Als Professorin für Kindheitspädagogik und Prodekanin sind Ihre Aufgaben an der Alanus Hochschule vielfältig. Was hat diese Arbeit konkret mit Ihrem Einsatz für den SES zu tun?
Das war für mich auch spannend, als ich mein Profil im letzten Sommer beim SES abgegeben hatte. Ich war in der Vergangenheit in sehr vielfältigen Kontexten tätig, von daher war ich richtig neugierig, an welcher meiner Expertisen Interesse bestehen würde. Bei diesem Einsatz laufen ganz viele Fäden meiner bisherigen Biographie zusammen: Ich habe u. a. Erziehungswissenschaft und Psychologie studiert und bin im fachlichen Spektrum beider Fakultäten, die ich hier begleite, zu Hause. Dass ich als Instituts- und Studiengangleiterin mich auch mit Studiengangskonzeption und -akkreditierungen befasse und international für eine Akkreditierungsagentur für das Hochschulwesen gearbeitet habe, ist für das Kollegium hier durchaus dienlich.
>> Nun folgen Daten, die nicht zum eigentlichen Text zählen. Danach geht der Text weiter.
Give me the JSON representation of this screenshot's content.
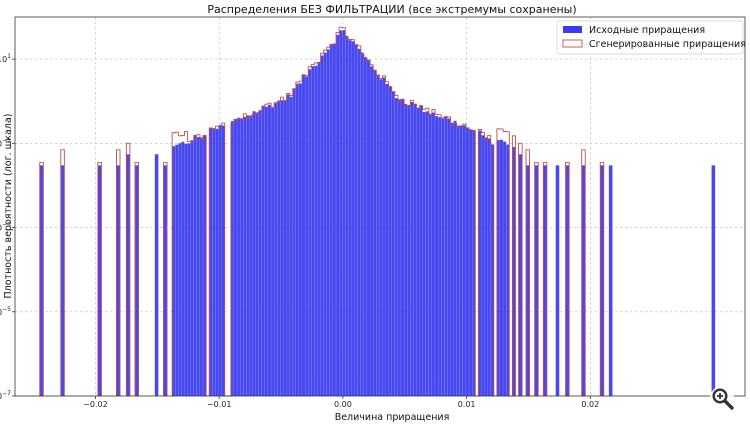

Meine Tätigkeit im Dekanat am Fachbereich Bildungswissenschaft der Alanus Hochschule und meine frühere Wahrnehmung des Amtes der stellvertretenden Senatsleiterin haben mir vielfältige Perspektiven auf Hochschulorganisation und hierauf bezogene Strategieentwicklung ermöglicht, was durch die Kollegien vor Ort auch als sehr hilfreich betrachtet wird. Nicht zuletzt habe ich mehrere Jahre für eine Unternehmensberatung zur Personal- und Organisationsentwicklung gearbeitet. Auch das fließt mit ein, und dass ich mich in Deutschland gerade im Bereich Coaching und Supervision mit systemischem Schwerpunkt weiterbilde, hilft uns hier ebenfalls. Letztlich sind die Themen, an denen wir an der Universitas Negeri gemeinsam arbeiten, ganz ähnliche wie die, mit denen wir uns in Deutschland und in Alfter befassen. Insofern lerne ich selbst auch sehr viel für unsere Herausforderungen und Aufgaben.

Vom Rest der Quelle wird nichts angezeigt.